Juan estaba borracho como una cuba. No borracho como otras tantas veces, sino borracho de veras. En otras ocasiones, al llegar a la encrucijada, habría sabido elegir el camino correcto. En esa ocasión eligió el Camino Fantasma, como todo mundo le llamaba, un camino que bordeaba el exterior del cementerio, colindando con tierras de nadie. En ese camino la gente sólo pasaba de día, nunca tras la puesta del sol. Sencillamente, allí había fantasmas y cosas peores.
En su fuero interior había tomado el camino correcto, de la misma manera que imaginaba caminar derecho cuando en realidad iba en zigzag. Era la una de la mañana y la luna era una rendija en el manto negro del cielo. La oscuridad que lo rodeaba debió haber sido indicio de que se había equivocado de sendero, pues el otro estaba iluminado por farolas. Si la oscuridad no era suficiente evidencia, tendría que haberla sido las risas que de donde en donde se escuchaban y las sombras que se escurrían por el rabillo del ojo.
De haberse percatado de su error en esos momentos, cuando todavía no se internaba demasiado en el Camino Fantasma, puede que todavía hubiese tenido tiempo de dar la vuelta y enmendar su error. Estaba muy pasado de copas, así que no se dio cuenta.
El cementerio, que pertenecía a una pequeña aldea, sólo estaba cercado con postes rústicos y alambre de púas. Algunos de los postes estaban podridos y sólo los detenía el alambre oxidado. En esa noche casi negra, no se miraban los postes; tampoco el alambre. Juan no lo vio, pero, trotando entre dos panteones, una pequeña figura negra cruzó bajo el alambre y lo acompañó en su andar.
Se percató de la presencia de la pequeña criatura momentos después. Le pareció que era un perrito, no más grande que un gato, un cachorro, y era negro como el ébano. Miró al frente, para asegurarse que seguía en el camino. Al bajar la vista al pequeño perrito, este ya no era un perrito, sino un pequeño avestruz (según su interpretación) del tamaño de un pavo. Estaba ebrio, así que rio, como si el cambio del animal fuera muy gracioso.
Tendría que haberse dado cuenta que no era natural. Ningún canino se convierte en ave en un abrir y cerrar de ojos, a menos que lo estés imaginando, que muy probablemente era lo que pasaba por la mente embotada de Juan. Sino por el pequeño trujan, debió percatarse de lo aterrador de la situación por los gritos que llegaban a sus oídos o por las risas burlonas, o por las figuras horrendas que de cuando en cuando se cruzaban en su camino.

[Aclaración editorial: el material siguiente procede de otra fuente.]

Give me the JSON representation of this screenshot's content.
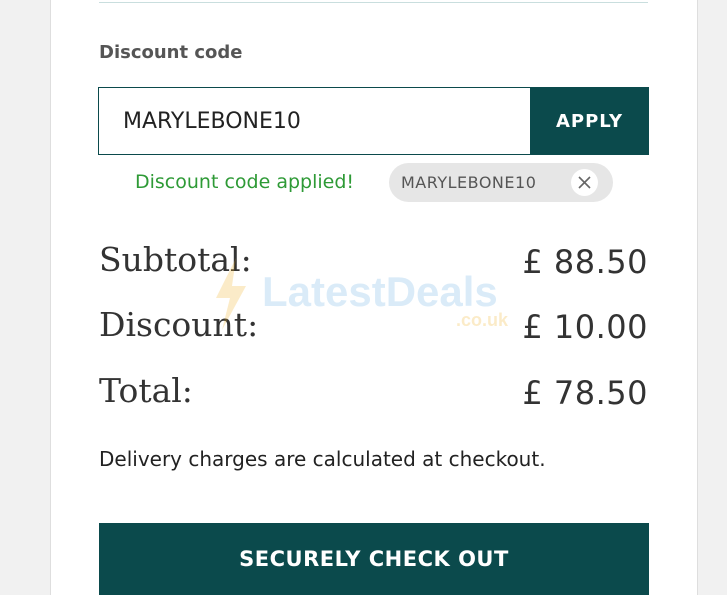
{
  "discount": {
    "label": "Discount code",
    "input_value": "MARYLEBONE10",
    "apply_label": "APPLY",
    "applied_message": "Discount code applied!",
    "applied_chip": "MARYLEBONE10",
    "chip_close_icon": "close-icon"
  },
  "summary": {
    "subtotal_label": "Subtotal:",
    "subtotal_value": "£ 88.50",
    "discount_label": "Discount:",
    "discount_value": "£ 10.00",
    "total_label": "Total:",
    "total_value": "£ 78.50"
  },
  "watermark": {
    "brand": "LatestDeals",
    "domain": ".co.uk"
  },
  "delivery_note": "Delivery charges are calculated at checkout.",
  "checkout_label": "SECURELY CHECK OUT",
  "colors": {
    "primary": "#0b4a4c",
    "success": "#2e9a36",
    "chip_bg": "#e6e6e6"
  }
}
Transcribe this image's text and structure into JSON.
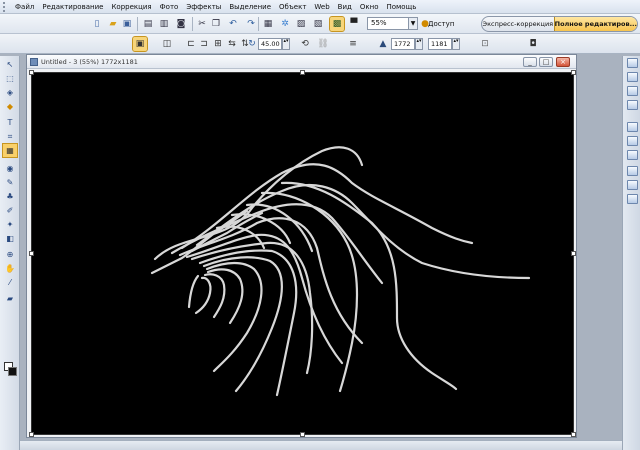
{
  "menu": [
    "Файл",
    "Редактирование",
    "Коррекция",
    "Фото",
    "Эффекты",
    "Выделение",
    "Объект",
    "Web",
    "Вид",
    "Окно",
    "Помощь"
  ],
  "toolbar": {
    "zoom_value": "55%",
    "access_label": "Доступ",
    "mode_express": "Экспресс-коррекция",
    "mode_full": "Полное редактиров..."
  },
  "options": {
    "rotate_angle": "45.00",
    "width": "1772",
    "height": "1181"
  },
  "document": {
    "title": "Untitled - 3 (55%) 1772x1181"
  },
  "colors": {
    "accent": "#f7c44f",
    "canvas": "#000000",
    "stroke": "#d8d8d8"
  }
}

Un tramo más adelante ya no tuvo que bajar la vista para ver a su acompañante, este le llegaba a la cintura, y no era un avestruz sino una especie de gorila de rostro horrendo que caminaba balanceándose en sus grandes brazos. Quizá fue el feo rostro del simio, o el balanceo de su cuerpo para avanzar un trecho, o quizá el efecto del alcohol empezaba a esfumarse, lo cierto es que no fue hasta ese momento que Juan se percató de dónde estaba. El miedo se abalanzó sobre él como un gélido alud.
Recordó con horrenda nitidez el momento en que cogió el camino equivocado. Las risas burlonas y los gritos penetraron en sus oídos y en su mente en una horrible cacofonía a la vez que el simio rugía de forma horrible mientras se golpeaba el pecho. Miró en ambas direcciones del camino, tratando de decidir cuál le llevaba a la salida más cercana, pero todo estaba oscuro y era imposible saberlo.

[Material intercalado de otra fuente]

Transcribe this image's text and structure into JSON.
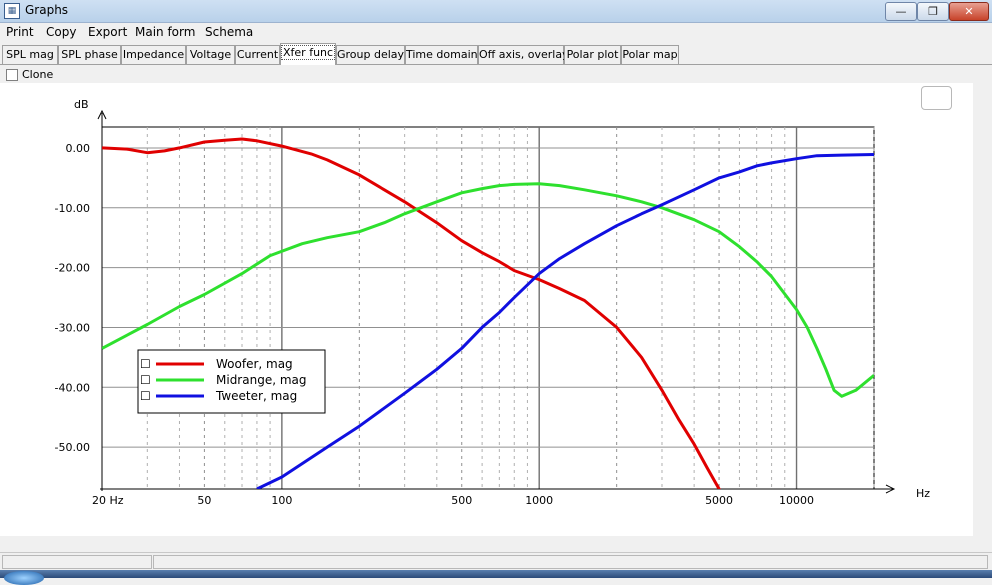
{
  "window": {
    "title": "Graphs",
    "app_icon": "graph-app-icon",
    "minimize_glyph": "—",
    "maximize_glyph": "❐",
    "close_glyph": "✕"
  },
  "menu": [
    {
      "label": "Print"
    },
    {
      "label": "Copy"
    },
    {
      "label": "Export"
    },
    {
      "label": "Main form"
    },
    {
      "label": "Schema"
    }
  ],
  "tabs": [
    {
      "label": "SPL mag"
    },
    {
      "label": "SPL phase"
    },
    {
      "label": "Impedance"
    },
    {
      "label": "Voltage"
    },
    {
      "label": "Current"
    },
    {
      "label": "Xfer func",
      "active": true
    },
    {
      "label": "Group delay"
    },
    {
      "label": "Time domain"
    },
    {
      "label": "Off axis, overlay"
    },
    {
      "label": "Polar plot"
    },
    {
      "label": "Polar map"
    }
  ],
  "clone": {
    "label": "Clone",
    "checked": false
  },
  "chart_data": {
    "type": "line",
    "ylabel": "dB",
    "xlabel": "Hz",
    "xscale": "log",
    "xlim": [
      20,
      20000
    ],
    "ylim": [
      -57,
      3.5
    ],
    "yticks": [
      0,
      -10,
      -20,
      -30,
      -40,
      -50
    ],
    "ytick_labels": [
      "0.00",
      "-10.00",
      "-20.00",
      "-30.00",
      "-40.00",
      "-50.00"
    ],
    "xtick_labels": [
      {
        "value": 20,
        "label": "20 Hz"
      },
      {
        "value": 50,
        "label": "50"
      },
      {
        "value": 100,
        "label": "100"
      },
      {
        "value": 500,
        "label": "500"
      },
      {
        "value": 1000,
        "label": "1000"
      },
      {
        "value": 5000,
        "label": "5000"
      },
      {
        "value": 10000,
        "label": "10000"
      }
    ],
    "grid": true,
    "legend_position": "lower-left",
    "series": [
      {
        "name": "Woofer, mag",
        "color": "#e00000",
        "x": [
          20,
          25,
          30,
          35,
          40,
          50,
          60,
          70,
          80,
          100,
          130,
          150,
          200,
          250,
          300,
          400,
          500,
          600,
          700,
          800,
          1000,
          1200,
          1500,
          2000,
          2500,
          3000,
          3500,
          4000,
          4500,
          5000,
          5300
        ],
        "y": [
          0,
          -0.2,
          -0.8,
          -0.5,
          0,
          1,
          1.3,
          1.5,
          1.2,
          0.3,
          -1,
          -2,
          -4.5,
          -7,
          -9,
          -12.5,
          -15.5,
          -17.5,
          -19,
          -20.5,
          -22,
          -23.5,
          -25.5,
          -30,
          -35,
          -40.5,
          -45.5,
          -49.5,
          -53.5,
          -57,
          -58.5
        ]
      },
      {
        "name": "Midrange, mag",
        "color": "#2ee02e",
        "x": [
          20,
          30,
          40,
          50,
          70,
          90,
          120,
          150,
          200,
          250,
          300,
          400,
          500,
          600,
          700,
          800,
          1000,
          1200,
          1500,
          2000,
          2500,
          3000,
          4000,
          5000,
          6000,
          7000,
          8000,
          10000,
          11000,
          12000,
          13000,
          14000,
          15000,
          17000,
          20000
        ],
        "y": [
          -33.5,
          -29.5,
          -26.5,
          -24.5,
          -21,
          -18,
          -16,
          -15,
          -14,
          -12.5,
          -11,
          -9,
          -7.5,
          -6.8,
          -6.3,
          -6.1,
          -6,
          -6.3,
          -7,
          -8,
          -9,
          -10,
          -12,
          -14,
          -16.5,
          -19,
          -21.5,
          -27,
          -30,
          -33.5,
          -37,
          -40.5,
          -41.5,
          -40.5,
          -38
        ]
      },
      {
        "name": "Tweeter, mag",
        "color": "#1010e0",
        "x": [
          80,
          100,
          150,
          200,
          300,
          400,
          500,
          600,
          700,
          800,
          1000,
          1200,
          1500,
          2000,
          2500,
          3000,
          4000,
          5000,
          6000,
          7000,
          8000,
          10000,
          12000,
          15000,
          20000
        ],
        "y": [
          -57,
          -55,
          -50,
          -46.5,
          -41,
          -37,
          -33.5,
          -30,
          -27.5,
          -25,
          -21,
          -18.5,
          -16,
          -13,
          -11,
          -9.5,
          -7,
          -5,
          -4,
          -3,
          -2.5,
          -1.8,
          -1.3,
          -1.2,
          -1.1
        ]
      }
    ]
  },
  "legend_marker_glyph": "☐"
}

Sintió una vaharada de aire con olor a azufre en el rostro. Volvió el rostro demudado por el terror y se encontró con que no era aire, sino el aliento de una bestia semihumana con rostro de toro, que resollaba humo por las narices. Hasta pudo ver sus cuernos curvos del color del marfil.
«Dios, si me sacas de esta, juro no volver a tomar», suplicó antes de que la bestia le mordiera el cuello de la camisa y empezara a arrastrarlo hacia el cementerio. Empezó a gritar, con gritos inhumanos que despertaron a los vecinos más cercanos y hasta a otros no tan cercanos; todos se santiguaron a la vez que apretaban en las manos sus amuletos religiosos.
Agitó las manos en gesto desesperado, que fueron gestos fútiles. De todas direcciones le llegaban risas burlonas y voces que se mofaban de su estupidez. Mientras todavía era arrastrado, a su alrededor se formó un corro de pesadillescas criaturas que continuaron con las risas y la burla.
Poco después sus gritos cesaron y la gente que los escuchó intentó conciliar el sueño. Pocos lo lograron de inmediato, otros tardaron una o dos horas, y algunos pocos no lograron dormir. Todos sabían lo que los gritos significaban: algún otro incauto había sido víctima del Camino Fantasma. Lamentablemente no era el primero, y era de esperar que no sería el último.